You write very well. It's as if your story s the beginning of a book. There are a few minor corrections though (mostly on the technical side).
It had been a long time since I walked those roads...
There's a rue of three when it comes to using an ellipsis. It's also required, for some reason established by the MLA, to put a space before each dot, so it should be "roads . . ." That also applies to:
And we both walked on....
but the heavy flux ofautomated vehicles and pedestrians
I think that the sentence isn't parallel because the first item consists of an adjective and a noun while the second item consists of just a noun (unless the pedestrians are automated which I think is possible since the setting is 2062) , so I think it should, maybe, look something like this "automated vehicles and busy pedestrians . . ." That also goes for:
brought afeeling of nostalgia and reminded me of some very pleasant memories
You could try "The building brought a feeling of nostalgia and reminiscence." Just a suggestion.

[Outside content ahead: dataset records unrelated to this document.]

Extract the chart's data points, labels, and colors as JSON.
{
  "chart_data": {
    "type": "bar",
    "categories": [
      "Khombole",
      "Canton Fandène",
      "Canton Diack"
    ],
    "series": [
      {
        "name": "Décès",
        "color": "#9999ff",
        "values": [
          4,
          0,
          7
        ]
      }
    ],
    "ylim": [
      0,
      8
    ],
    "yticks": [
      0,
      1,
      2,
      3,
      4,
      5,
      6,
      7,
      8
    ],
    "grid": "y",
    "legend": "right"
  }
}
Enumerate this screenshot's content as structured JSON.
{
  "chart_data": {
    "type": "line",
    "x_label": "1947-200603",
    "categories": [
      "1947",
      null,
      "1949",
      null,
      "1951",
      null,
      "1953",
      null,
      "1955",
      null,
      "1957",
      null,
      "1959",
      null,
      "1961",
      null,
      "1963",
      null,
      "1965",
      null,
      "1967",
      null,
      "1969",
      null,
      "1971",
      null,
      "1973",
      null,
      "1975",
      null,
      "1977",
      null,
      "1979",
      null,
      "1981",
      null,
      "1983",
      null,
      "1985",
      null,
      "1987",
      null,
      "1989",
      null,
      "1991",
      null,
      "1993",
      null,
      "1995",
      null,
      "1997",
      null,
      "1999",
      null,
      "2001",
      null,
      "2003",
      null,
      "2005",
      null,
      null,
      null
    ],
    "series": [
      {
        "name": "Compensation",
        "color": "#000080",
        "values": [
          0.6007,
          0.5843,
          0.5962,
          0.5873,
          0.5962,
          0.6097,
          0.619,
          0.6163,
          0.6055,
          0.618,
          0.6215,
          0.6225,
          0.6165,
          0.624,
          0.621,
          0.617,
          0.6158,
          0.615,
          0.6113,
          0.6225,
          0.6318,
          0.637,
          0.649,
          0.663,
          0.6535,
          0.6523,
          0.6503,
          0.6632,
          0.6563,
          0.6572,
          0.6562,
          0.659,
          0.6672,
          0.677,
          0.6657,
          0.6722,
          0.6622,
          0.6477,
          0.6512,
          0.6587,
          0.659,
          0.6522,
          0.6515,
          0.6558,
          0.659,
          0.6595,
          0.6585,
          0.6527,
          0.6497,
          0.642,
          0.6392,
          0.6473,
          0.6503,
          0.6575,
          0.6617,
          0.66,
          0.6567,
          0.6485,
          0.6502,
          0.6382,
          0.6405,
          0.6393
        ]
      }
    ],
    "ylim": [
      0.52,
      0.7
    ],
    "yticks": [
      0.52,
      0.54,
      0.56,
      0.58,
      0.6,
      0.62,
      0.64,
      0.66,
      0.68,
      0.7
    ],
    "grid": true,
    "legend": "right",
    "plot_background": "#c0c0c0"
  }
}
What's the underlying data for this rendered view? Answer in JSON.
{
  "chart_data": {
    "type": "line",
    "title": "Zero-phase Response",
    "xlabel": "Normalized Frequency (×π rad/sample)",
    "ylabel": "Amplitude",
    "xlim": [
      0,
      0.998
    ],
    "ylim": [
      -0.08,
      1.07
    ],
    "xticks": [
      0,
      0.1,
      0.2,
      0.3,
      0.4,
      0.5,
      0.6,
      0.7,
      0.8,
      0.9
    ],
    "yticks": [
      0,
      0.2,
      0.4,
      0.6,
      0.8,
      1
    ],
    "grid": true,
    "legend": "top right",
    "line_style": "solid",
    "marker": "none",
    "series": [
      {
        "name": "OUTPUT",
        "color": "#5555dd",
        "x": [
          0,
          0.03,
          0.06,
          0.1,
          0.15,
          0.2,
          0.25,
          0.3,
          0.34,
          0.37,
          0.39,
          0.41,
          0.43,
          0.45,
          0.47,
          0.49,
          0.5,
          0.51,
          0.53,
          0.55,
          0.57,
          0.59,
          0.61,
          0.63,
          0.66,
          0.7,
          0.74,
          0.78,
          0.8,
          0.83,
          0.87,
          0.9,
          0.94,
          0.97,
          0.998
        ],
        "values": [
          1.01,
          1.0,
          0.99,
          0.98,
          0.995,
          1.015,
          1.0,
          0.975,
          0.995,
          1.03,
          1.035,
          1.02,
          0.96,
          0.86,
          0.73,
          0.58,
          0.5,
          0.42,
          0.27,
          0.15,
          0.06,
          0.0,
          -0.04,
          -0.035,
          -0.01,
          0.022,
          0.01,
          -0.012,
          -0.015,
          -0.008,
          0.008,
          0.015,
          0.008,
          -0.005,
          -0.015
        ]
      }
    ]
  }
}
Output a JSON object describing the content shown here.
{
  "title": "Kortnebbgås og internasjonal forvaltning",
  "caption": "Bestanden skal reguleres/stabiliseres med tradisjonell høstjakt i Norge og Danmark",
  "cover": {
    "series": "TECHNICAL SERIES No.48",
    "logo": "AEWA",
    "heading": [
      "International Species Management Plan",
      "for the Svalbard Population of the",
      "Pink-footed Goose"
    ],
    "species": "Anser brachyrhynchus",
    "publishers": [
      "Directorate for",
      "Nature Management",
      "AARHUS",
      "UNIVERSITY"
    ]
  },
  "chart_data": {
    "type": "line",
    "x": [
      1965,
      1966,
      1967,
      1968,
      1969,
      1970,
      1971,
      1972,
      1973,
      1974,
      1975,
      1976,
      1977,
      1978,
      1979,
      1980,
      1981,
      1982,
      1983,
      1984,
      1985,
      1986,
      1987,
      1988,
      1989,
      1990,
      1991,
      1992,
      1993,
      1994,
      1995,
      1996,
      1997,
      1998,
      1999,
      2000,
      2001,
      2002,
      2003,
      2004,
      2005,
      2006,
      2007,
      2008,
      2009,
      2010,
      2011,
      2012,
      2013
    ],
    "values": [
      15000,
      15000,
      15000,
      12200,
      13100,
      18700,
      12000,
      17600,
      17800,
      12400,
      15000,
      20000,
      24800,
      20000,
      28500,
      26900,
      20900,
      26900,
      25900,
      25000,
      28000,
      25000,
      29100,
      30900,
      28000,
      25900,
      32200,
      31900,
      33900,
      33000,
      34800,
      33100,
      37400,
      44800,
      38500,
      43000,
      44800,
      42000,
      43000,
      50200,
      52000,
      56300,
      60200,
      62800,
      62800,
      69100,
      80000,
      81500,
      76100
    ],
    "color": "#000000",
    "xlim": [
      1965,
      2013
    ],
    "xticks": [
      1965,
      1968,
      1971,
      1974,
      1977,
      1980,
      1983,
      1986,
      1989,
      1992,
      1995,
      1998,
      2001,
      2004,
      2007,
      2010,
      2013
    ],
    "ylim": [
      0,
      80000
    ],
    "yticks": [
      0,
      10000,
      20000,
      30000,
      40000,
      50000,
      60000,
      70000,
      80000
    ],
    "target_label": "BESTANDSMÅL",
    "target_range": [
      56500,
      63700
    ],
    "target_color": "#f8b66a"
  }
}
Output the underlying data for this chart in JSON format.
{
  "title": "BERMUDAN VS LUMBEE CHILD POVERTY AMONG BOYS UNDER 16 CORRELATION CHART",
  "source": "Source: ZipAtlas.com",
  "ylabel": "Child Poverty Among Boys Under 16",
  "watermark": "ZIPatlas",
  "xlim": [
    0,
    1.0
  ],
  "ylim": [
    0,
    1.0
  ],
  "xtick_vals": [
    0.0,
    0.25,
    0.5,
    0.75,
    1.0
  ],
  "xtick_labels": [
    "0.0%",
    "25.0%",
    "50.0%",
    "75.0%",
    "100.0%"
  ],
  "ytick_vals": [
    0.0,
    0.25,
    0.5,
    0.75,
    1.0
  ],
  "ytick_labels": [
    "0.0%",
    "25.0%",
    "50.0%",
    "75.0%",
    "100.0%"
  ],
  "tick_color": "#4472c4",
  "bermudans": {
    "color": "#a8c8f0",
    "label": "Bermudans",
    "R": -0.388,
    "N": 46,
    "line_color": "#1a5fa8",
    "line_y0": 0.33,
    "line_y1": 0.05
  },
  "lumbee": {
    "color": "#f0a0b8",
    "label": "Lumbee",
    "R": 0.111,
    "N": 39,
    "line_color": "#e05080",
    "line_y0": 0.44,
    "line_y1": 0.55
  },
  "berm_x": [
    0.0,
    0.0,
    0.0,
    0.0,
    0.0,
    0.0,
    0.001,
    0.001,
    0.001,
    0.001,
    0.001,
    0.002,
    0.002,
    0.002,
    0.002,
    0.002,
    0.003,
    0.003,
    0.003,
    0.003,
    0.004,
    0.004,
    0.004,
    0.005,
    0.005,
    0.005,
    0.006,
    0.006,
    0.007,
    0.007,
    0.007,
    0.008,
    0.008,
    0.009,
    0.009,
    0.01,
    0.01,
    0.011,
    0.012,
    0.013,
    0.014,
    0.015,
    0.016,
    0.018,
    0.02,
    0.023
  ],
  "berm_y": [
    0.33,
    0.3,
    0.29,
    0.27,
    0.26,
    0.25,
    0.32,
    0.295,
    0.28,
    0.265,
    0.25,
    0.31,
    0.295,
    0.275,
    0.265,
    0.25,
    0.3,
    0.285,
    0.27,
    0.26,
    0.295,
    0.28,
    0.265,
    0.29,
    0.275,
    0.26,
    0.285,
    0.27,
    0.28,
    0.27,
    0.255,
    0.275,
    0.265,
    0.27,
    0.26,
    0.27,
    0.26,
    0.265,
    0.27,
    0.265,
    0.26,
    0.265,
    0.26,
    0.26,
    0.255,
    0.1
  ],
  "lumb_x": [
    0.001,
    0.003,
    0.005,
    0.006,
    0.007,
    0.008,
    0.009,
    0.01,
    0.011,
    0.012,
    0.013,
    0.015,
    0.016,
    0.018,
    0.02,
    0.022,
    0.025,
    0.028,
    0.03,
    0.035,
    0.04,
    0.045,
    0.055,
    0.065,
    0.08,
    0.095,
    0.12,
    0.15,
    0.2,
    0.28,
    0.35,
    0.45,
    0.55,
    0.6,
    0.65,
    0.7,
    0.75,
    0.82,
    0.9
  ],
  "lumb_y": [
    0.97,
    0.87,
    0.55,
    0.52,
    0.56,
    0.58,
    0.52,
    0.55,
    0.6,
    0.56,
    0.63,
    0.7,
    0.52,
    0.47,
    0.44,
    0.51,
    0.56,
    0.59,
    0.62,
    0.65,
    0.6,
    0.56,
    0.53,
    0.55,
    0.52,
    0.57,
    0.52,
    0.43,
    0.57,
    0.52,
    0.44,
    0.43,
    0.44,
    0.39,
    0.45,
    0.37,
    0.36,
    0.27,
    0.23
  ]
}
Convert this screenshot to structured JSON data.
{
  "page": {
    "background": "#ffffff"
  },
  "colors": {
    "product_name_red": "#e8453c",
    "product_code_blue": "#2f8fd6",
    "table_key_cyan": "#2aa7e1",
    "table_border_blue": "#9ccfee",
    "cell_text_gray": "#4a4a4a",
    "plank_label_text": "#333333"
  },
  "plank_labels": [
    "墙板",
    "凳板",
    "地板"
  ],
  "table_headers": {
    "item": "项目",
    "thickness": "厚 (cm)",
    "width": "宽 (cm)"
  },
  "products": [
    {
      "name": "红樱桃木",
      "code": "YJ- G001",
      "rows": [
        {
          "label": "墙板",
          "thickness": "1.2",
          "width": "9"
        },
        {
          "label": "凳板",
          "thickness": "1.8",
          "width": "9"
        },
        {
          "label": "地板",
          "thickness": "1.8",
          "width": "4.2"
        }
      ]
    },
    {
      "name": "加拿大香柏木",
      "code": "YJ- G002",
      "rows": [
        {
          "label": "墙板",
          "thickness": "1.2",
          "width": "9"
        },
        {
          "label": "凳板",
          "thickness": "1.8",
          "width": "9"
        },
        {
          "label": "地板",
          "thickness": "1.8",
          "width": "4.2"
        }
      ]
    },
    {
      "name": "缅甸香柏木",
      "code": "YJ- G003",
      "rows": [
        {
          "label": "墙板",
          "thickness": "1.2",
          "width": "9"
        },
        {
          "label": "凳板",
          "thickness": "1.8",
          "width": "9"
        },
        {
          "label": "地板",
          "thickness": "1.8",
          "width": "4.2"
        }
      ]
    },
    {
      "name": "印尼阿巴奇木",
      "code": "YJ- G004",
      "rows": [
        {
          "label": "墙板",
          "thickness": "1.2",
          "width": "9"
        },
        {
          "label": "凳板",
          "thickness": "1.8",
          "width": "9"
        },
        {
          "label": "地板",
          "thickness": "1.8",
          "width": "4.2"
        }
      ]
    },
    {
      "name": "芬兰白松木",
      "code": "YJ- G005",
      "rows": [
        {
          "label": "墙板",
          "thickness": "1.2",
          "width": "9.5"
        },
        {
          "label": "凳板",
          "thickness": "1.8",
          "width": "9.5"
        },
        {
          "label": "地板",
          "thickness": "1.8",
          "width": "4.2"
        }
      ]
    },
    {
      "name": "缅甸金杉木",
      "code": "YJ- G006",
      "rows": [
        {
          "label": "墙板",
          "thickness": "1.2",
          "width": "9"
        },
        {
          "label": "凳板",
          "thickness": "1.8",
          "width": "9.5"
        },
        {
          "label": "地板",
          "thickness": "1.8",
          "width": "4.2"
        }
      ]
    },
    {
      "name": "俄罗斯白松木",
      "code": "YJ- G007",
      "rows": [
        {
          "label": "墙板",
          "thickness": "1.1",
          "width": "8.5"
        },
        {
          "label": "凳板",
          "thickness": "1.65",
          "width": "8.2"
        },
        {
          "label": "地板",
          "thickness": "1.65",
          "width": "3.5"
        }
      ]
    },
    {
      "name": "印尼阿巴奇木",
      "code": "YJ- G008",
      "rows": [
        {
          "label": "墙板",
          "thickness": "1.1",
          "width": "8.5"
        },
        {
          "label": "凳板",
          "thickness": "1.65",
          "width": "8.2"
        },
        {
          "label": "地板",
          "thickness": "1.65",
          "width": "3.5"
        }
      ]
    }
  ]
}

that are transitory and go by without making a difference to us
You could also try "There are some things in life that are transitory and ephemeral . . ."
Just like stumbling, falling and injuries
Here, I'm not sure if this makes it parallel, but you could try "stumbling, falling and injuring myself . . ."
It is irrelevant for what purpose the building is used now.
I think you should rephrase this sentence 'cause it sounds a little awkward to me. (It could just be me though. It's best to get a second opinion)
You also forgot to put commas before some of the coordinating conjunctions that connect two independent clauses.
I bought him a pack of M'n'M Mooncandies and we continued to walk.
Emotion is the thing that separates dance from movement and this was where I learnt to communicate in a way that transcends mere words.
Lastly, correct me if I'm wrong here, but I think you're missing the commas that come before the conjunction that connects three or more items (Oxford/serial comma)
Ex.
it taught me to be disciplined, to be persevering, to believe in myself and more importantly to love something passionately.
There should be a comma before "and" here.
Sorry if it seems like I'm nitpicking. I hope these are valid, and I hope these help. :D I really liked the story though. You connected the plot to your life very well.